Of course, RAM is faster than disk. But not if you use it all up. -e
helps by flushing to disk as it's indexing (after each document). But,
-e may be faster than RAM after some point, regardless of how much RAM
you have because the hash tables get so big.
The word index, for example, is a table indexed by the hash value of the
word. But there can be lots of words with that same hash value. So,
once swish-e finds the hash index it does a sequential walk to find the
right word/file/metaname/position to add the word to the index.
Jose has added a btree backend, although I'm not sure it helps the
problem of full hash tables.
Swish-e also maintains some simple tables the size of the number of
documents indexed (table[num_documents]), so those will eat RAM and
require time to load off disk for every search. They are very helpful
for speed, but can become an issue for very large document sets.

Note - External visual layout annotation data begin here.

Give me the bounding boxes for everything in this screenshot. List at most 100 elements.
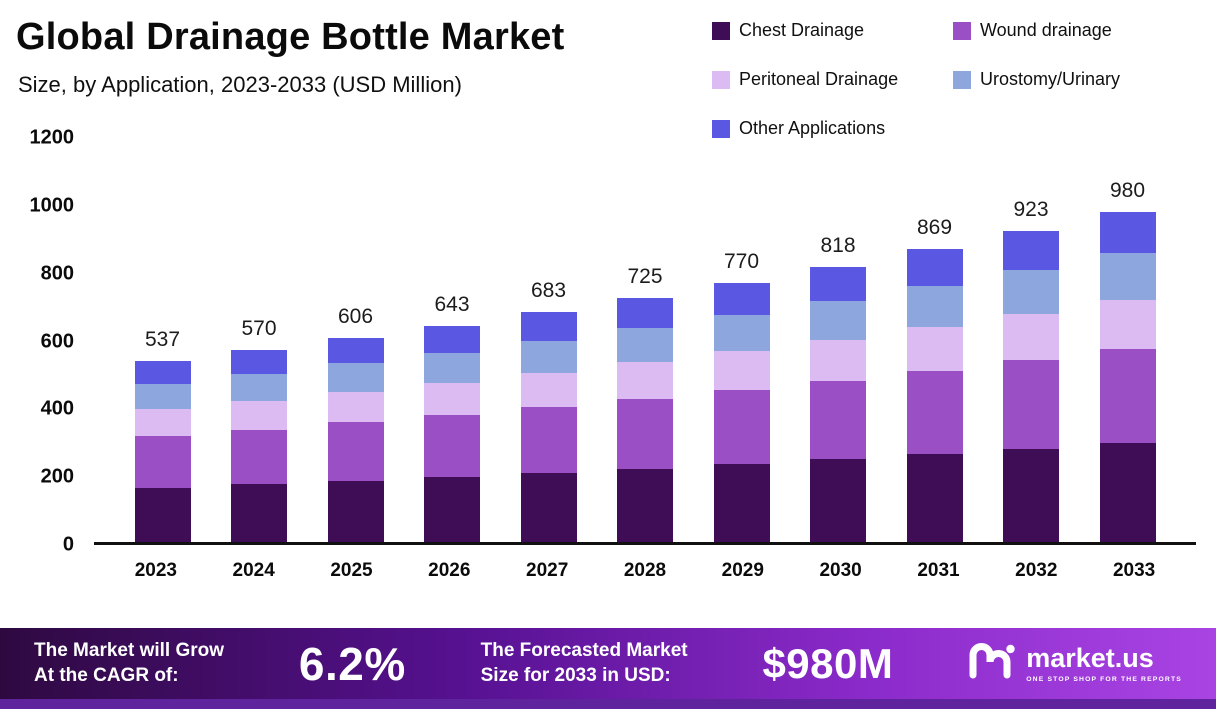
bar-segment-wound-drainage	[1003, 360, 1059, 449]
bar-segment-urostomy-urinary	[424, 352, 480, 384]
y-tick-label: 1200	[29, 126, 75, 149]
bar-total-label: 980	[1109, 179, 1146, 203]
bar-2023: 537	[134, 138, 191, 542]
bar-segment-other-applications	[810, 266, 866, 301]
bar-total-label: 770	[723, 249, 760, 273]
bar-2026: 643	[424, 138, 480, 542]
bar-segment-chest-drainage	[520, 472, 577, 542]
x-tick-label-2024: 2024	[232, 560, 275, 581]
x-axis: 2023 2024 2025 2026 2027 2028 2029 2030 2031 2032…	[94, 560, 1196, 582]
cagr-label: The Market will Grow At the CAGR of:	[34, 639, 224, 688]
bar-total-label: 683	[530, 279, 567, 303]
legend-swatch-icon	[712, 21, 730, 40]
legend: Chest Drainage Wound drainage Peritoneal D…	[712, 20, 1194, 139]
bar-total-label: 643	[434, 292, 470, 316]
bar-2029: 770	[713, 138, 770, 542]
bar-segment-other-applications	[231, 350, 287, 374]
brand-logo: market.us ONE STOP SHOP FOR THE REPORTS	[968, 640, 1182, 687]
bar-2030: 818	[810, 138, 866, 542]
cagr-label-line1: The Market will Grow	[34, 640, 225, 662]
bar-segment-other-applications	[424, 325, 480, 353]
bar-segment-chest-drainage	[713, 464, 770, 542]
x-tick-label-2030: 2030	[819, 560, 862, 581]
x-tick-label-2032: 2032	[1015, 560, 1058, 581]
forecast-label-line1: The Forecasted Market	[480, 640, 688, 662]
y-tick-label: 600	[40, 330, 74, 352]
page-subtitle: Size, by Application, 2023-2033 (USD Mil…	[18, 72, 462, 97]
bar-stack	[810, 266, 866, 542]
legend-item-wound-drainage: Wound drainage	[953, 20, 1166, 41]
bar-segment-wound-drainage	[1099, 349, 1156, 443]
legend-label: Other Applications	[739, 118, 886, 138]
x-tick-label-2029: 2029	[721, 560, 764, 581]
y-tick-label: 0	[62, 533, 74, 556]
bar-2033: 980	[1099, 138, 1156, 542]
bar-2024: 570	[231, 138, 287, 542]
bar-segment-urostomy-urinary	[1003, 270, 1059, 314]
bar-segment-wound-drainage	[520, 407, 577, 473]
bar-2032: 923	[1003, 138, 1059, 542]
legend-label: Urostomy/Urinary	[980, 69, 1121, 89]
bar-2028: 725	[617, 138, 673, 542]
bar-segment-other-applications	[906, 249, 963, 286]
bar-segment-other-applications	[520, 312, 577, 341]
bar-segment-chest-drainage	[327, 480, 384, 542]
bar-2027: 683	[520, 138, 577, 542]
bar-segment-peritoneal-drainage	[713, 351, 770, 391]
bar-segment-wound-drainage	[134, 436, 191, 488]
x-tick-label-2028: 2028	[623, 560, 667, 581]
bar-segment-peritoneal-drainage	[134, 409, 191, 437]
bar-segment-urostomy-urinary	[327, 363, 384, 392]
bar-total-label: 570	[241, 317, 277, 341]
bar-segment-other-applications	[1099, 212, 1156, 254]
bar-total-label: 537	[144, 328, 181, 352]
cagr-label-line2: At the CAGR of:	[34, 664, 179, 686]
bar-total-label: 725	[627, 264, 663, 288]
bar-segment-wound-drainage	[713, 390, 770, 465]
bar-segment-peritoneal-drainage	[810, 339, 866, 382]
y-tick-label: 800	[40, 262, 74, 285]
bar-segment-wound-drainage	[810, 381, 866, 460]
bar-stack	[617, 297, 673, 542]
y-tick-label: 400	[40, 397, 74, 420]
bar-segment-chest-drainage	[906, 454, 963, 542]
bar-segment-peritoneal-drainage	[520, 372, 577, 408]
y-tick-label: 200	[40, 465, 74, 488]
bar-segment-wound-drainage	[424, 415, 480, 477]
bar-segment-chest-drainage	[424, 477, 480, 542]
x-tick-label-2027: 2027	[526, 560, 569, 581]
forecast-label: The Forecasted Market Size for 2033 in U…	[481, 639, 688, 688]
legend-item-peritoneal-drainage: Peritoneal Drainage	[712, 69, 925, 90]
bar-segment-other-applications	[327, 337, 384, 364]
y-tick-label: 1000	[29, 194, 75, 217]
bar-stack	[520, 312, 577, 542]
bar-segment-wound-drainage	[906, 370, 963, 455]
bar-segment-wound-drainage	[231, 429, 287, 485]
bar-stack	[1099, 212, 1156, 542]
legend-label: Wound drainage	[980, 20, 1112, 40]
brand-name: market.us	[1026, 642, 1154, 673]
bar-2031: 869	[906, 138, 963, 542]
bar-segment-urostomy-urinary	[1099, 253, 1156, 300]
bar-stack	[231, 350, 287, 542]
bar-stack	[424, 325, 480, 542]
bar-segment-urostomy-urinary	[713, 315, 770, 352]
brand-tagline: ONE STOP SHOP FOR THE REPORTS	[1026, 675, 1182, 683]
bar-segment-peritoneal-drainage	[327, 391, 384, 423]
stats-banner: The Market will Grow At the CAGR of: 6.2…	[0, 628, 1216, 699]
bar-segment-peritoneal-drainage	[424, 383, 480, 416]
x-tick-label-2023: 2023	[134, 560, 177, 581]
bar-segment-peritoneal-drainage	[1099, 299, 1156, 350]
legend-swatch-icon	[953, 70, 971, 89]
bar-total-label: 923	[1013, 198, 1049, 222]
bar-segment-urostomy-urinary	[134, 383, 191, 409]
bar-stack	[713, 282, 770, 542]
forecast-value: $980M	[762, 639, 894, 687]
legend-label: Peritoneal Drainage	[739, 69, 899, 89]
bar-segment-peritoneal-drainage	[1003, 313, 1059, 361]
bar-segment-other-applications	[617, 297, 673, 329]
legend-swatch-icon	[712, 119, 730, 138]
bar-segment-wound-drainage	[617, 398, 673, 469]
bar-stack	[134, 361, 191, 542]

> Another issue I could see was that after the spider had been crawling for
> several hours, unless Apache was restarted a couple of times a day, PHP
> performance would tank to the point where PHP/mysql pages would take
> upwards of a minute to serve, though html and cgi/DBI/mysql pages loaded a
> little slower than normal, still acceptable. Just don't have enough box
> at the moment.
Sounds like a swapping problem if it happens after indexing for a while.
Interesting stuff about Lucene and Nutch. Doug Cutting spoke in
Berkeley a few months back about search engines and I was sad I couldn't
make it that day.
Here's a place to try nutch:
http://research.overture.com/demo/nutch/
Although about 1/2 the time I get:
Error 404: File Not Found
The page '/error.html' could not be found. Please check that you did not mistype the URL. If you followed a link to this page, we appologize for the error.
oops. ;)
Plus if you search for "Perl" Matt's Script Archive is the first hit.
Clearly broken... ;)
--
Bill Moseley
moseley@hank.org
Received on Sun Dec 7 14:38:55 2003